Some traders could soon be crying out for environmental changes
The winner-takes-all world of stock markets and financial trading is not one you usually associate with attempts to save the planet.
Yet if some of Britain's biggest pension funds get their way, City traders will soon be discussing how climate change could affect the stock prices of FTSE 100 companies.
Nick Robins, of Henderson Global Investors, believes it might not be long before the market sees a profit warning from a company as a result of a failure to grasp the impact of emissions on business.
"It is probable that some corporations will have made investments without taking into account the likely tightening of limits under the Emissions Trading Scheme (ETS)," he warns.
This European Union scheme, launched in January, aims to reduce emissions of carbon dioxide, the main gas that causes global warming.
Under the ETS, installations such as power stations are given allowances to emit CO2. If they become more efficient and use less than their allocation, they can sell their spare permits.
If they exceed their limit, they must buy extra allowances to avoid fines.
The price of an allowance per tonne of CO2 emitted shot up from 6 euros ($7.5; £4.1) when trading began to nearly 30 euros in early June.
It has now fallen to around 22 euros, but this is still higher than many analysts had expected.
The driving factor is the jump in oil and gas prices, which has led some power companies to decrease their use of natural-gas power plants and switch to coal generation instead.
"As coal emits much more CO2, they have to buy more credits, making carbon emissions a real cost for some companies. Investors have a legitimate right to know about such liabilities," says Simon Thomas, chief executive of environmental research organisation Trucost.
A recent report published by Henderson and Trucost estimates that greenhouse gas emissions from the UK's one hundred largest companies in 2003/04 accounted for about 1.6% of the global total.
Moreover, it calculated that up to 12% of the pre-tax earnings of FTSE 100 firms could be at risk from measures required to incorporate the cost of emissions into market prices.
Many companies are under pressure to reduce carbon emissions
The actual impact of emissions on profits and share prices will depend partly on the extent to which companies can pass on that cost to customers.
Mr Thomas points out that those operating in national markets such as electricity generation have more freedom to raise prices than those in sectors where there is fierce international competition, such as aluminium smelting.
If European materials manufacturers want to keep prices as low as their Asian and US rivals - which are not subject to the same emissions regulations - they have little choice but to cut their carbon costs.

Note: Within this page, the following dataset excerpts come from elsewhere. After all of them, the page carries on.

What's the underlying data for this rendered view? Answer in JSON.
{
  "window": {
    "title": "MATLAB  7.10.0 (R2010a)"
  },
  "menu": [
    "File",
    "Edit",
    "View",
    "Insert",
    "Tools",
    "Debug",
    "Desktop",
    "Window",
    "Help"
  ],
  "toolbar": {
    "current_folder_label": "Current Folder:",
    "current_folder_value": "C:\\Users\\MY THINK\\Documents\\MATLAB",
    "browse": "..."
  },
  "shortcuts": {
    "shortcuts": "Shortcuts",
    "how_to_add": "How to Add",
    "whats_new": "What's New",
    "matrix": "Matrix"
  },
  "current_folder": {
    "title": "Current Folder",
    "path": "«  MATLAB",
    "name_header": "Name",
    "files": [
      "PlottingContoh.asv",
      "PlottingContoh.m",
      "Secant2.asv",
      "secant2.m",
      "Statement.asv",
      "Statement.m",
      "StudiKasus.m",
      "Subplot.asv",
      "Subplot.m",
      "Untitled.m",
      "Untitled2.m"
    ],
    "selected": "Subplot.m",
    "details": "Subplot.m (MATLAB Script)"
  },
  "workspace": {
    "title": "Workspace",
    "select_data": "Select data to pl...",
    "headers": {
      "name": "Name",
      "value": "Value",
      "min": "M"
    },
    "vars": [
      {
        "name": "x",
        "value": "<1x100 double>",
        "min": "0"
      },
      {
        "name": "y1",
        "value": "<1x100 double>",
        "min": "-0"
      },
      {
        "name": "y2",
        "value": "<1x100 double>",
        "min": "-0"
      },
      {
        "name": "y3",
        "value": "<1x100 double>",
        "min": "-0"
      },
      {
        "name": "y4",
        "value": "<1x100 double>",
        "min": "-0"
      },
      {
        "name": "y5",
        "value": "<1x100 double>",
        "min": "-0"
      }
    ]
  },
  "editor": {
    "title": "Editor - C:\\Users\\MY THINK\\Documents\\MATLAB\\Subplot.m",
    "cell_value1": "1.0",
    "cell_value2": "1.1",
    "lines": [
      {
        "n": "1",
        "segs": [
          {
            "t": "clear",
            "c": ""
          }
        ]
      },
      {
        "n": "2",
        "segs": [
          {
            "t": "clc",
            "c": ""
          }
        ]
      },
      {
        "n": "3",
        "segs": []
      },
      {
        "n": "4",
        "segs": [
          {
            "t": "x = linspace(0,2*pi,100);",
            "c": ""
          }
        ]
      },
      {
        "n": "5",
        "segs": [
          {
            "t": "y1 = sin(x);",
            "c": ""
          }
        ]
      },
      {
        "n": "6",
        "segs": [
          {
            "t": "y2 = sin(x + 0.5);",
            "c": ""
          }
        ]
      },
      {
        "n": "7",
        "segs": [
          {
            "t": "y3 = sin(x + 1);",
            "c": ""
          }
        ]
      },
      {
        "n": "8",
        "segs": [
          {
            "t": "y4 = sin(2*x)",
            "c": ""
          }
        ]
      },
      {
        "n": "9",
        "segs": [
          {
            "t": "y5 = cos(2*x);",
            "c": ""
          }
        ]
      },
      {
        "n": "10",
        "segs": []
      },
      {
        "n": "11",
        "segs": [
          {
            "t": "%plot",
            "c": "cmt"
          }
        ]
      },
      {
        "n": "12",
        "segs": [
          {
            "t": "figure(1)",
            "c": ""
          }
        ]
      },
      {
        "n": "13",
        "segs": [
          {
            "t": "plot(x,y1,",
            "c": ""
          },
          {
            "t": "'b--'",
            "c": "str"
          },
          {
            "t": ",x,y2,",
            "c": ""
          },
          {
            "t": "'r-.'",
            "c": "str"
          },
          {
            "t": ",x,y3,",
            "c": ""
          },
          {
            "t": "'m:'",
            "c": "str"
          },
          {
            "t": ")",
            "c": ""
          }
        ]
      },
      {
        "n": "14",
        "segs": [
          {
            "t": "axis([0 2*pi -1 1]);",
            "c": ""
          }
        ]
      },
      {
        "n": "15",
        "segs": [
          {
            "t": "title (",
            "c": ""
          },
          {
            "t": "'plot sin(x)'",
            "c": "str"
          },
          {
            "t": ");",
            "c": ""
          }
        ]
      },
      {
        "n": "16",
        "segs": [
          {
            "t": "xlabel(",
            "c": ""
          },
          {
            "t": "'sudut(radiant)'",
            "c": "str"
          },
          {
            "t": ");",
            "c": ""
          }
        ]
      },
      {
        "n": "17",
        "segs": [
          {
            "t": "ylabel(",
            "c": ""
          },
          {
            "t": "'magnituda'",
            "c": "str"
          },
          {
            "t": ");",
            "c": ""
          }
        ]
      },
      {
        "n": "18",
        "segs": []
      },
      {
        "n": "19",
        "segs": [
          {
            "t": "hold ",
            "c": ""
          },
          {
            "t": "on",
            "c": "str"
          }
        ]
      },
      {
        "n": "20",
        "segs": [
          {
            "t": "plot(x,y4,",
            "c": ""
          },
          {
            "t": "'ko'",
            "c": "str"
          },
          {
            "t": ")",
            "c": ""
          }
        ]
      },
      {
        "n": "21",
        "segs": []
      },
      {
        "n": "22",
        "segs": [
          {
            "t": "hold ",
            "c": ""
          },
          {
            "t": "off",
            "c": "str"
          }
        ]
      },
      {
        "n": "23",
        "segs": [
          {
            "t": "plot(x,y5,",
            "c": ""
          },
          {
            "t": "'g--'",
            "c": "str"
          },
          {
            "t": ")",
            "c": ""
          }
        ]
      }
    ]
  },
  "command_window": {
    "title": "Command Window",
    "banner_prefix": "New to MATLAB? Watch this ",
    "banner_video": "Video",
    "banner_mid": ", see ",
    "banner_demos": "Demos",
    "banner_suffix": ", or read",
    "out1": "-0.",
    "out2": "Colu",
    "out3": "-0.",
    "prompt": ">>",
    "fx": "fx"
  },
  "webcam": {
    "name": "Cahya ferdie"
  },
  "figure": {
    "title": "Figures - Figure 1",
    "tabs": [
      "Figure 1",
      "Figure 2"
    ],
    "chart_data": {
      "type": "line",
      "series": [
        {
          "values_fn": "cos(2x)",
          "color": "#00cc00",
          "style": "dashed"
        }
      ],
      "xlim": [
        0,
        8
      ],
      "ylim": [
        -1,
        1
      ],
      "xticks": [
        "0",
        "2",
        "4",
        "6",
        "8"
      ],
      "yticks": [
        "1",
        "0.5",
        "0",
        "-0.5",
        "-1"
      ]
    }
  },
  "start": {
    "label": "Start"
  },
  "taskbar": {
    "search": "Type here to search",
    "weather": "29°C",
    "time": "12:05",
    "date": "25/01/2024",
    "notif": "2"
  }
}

"If we look at all the climate change issues that could affect companies' bottom lines, it is clear that for many there will be an impact," says Peter Scales, of the UK-based Institutional Investors Group on Climate Change (IIGCC).
This network, which includes large public pension funds as well as investment management firms, works to promote better understanding of climate change among investors.
"We're not trying to save the world, what we want is for people to realise that climate change is an issue that can affect the value of their investments," says Mr Scales.
A recent report by the IIGCC and the Carbon Trust warned that
"virtually all" types of pension asset could be affected by climate change.
It defines a number of areas of concern, including regulatory risk - such as emissions trading, and physical risk - such as extreme weather events.
To help evaluate those risks, some investors are calling on companies to publish better information about their greenhouse gas emissions and how they plan to mitigate the impact of climate change.
In July, a group of 15 leading US investors with more than $550bn of funds under management asked the electricity sector's biggest greenhouse gas emitters to report on how possible future limits on emissions could affect their bottom lines.
Prior to that, four power companies had already published 'climate risk' reports.
According to Dan Bakal of Ceres, a coalition of investors and environmental groups which backed the initiative, the uncertainty of US government policy on climate change is a key problem for corporations.
"There is a growing sense that there will be greenhouse gas regulation, but they don't know how that will be developed. In the US, investors and companies are working in a void, and there is a need for information to fill that gap," he says.
Yet it is not only the negative repercussions of climate change that investors want to hear about.
Many are also looking to invest in the growing number of companies planning to make money from technologies that support a low carbon economy.
In May, US giant General Electric announced it would double both its investment in research on clean technologies and its revenues from products and services that provide "environmental performance advantages" by 2010.
Henderson's Mr Robins believes that some greener companies offer good investment opportunities, describing firms that provide goods and services to improve energy efficiency as "buried treasure".
In the coming years, green may well become the new black in City circles.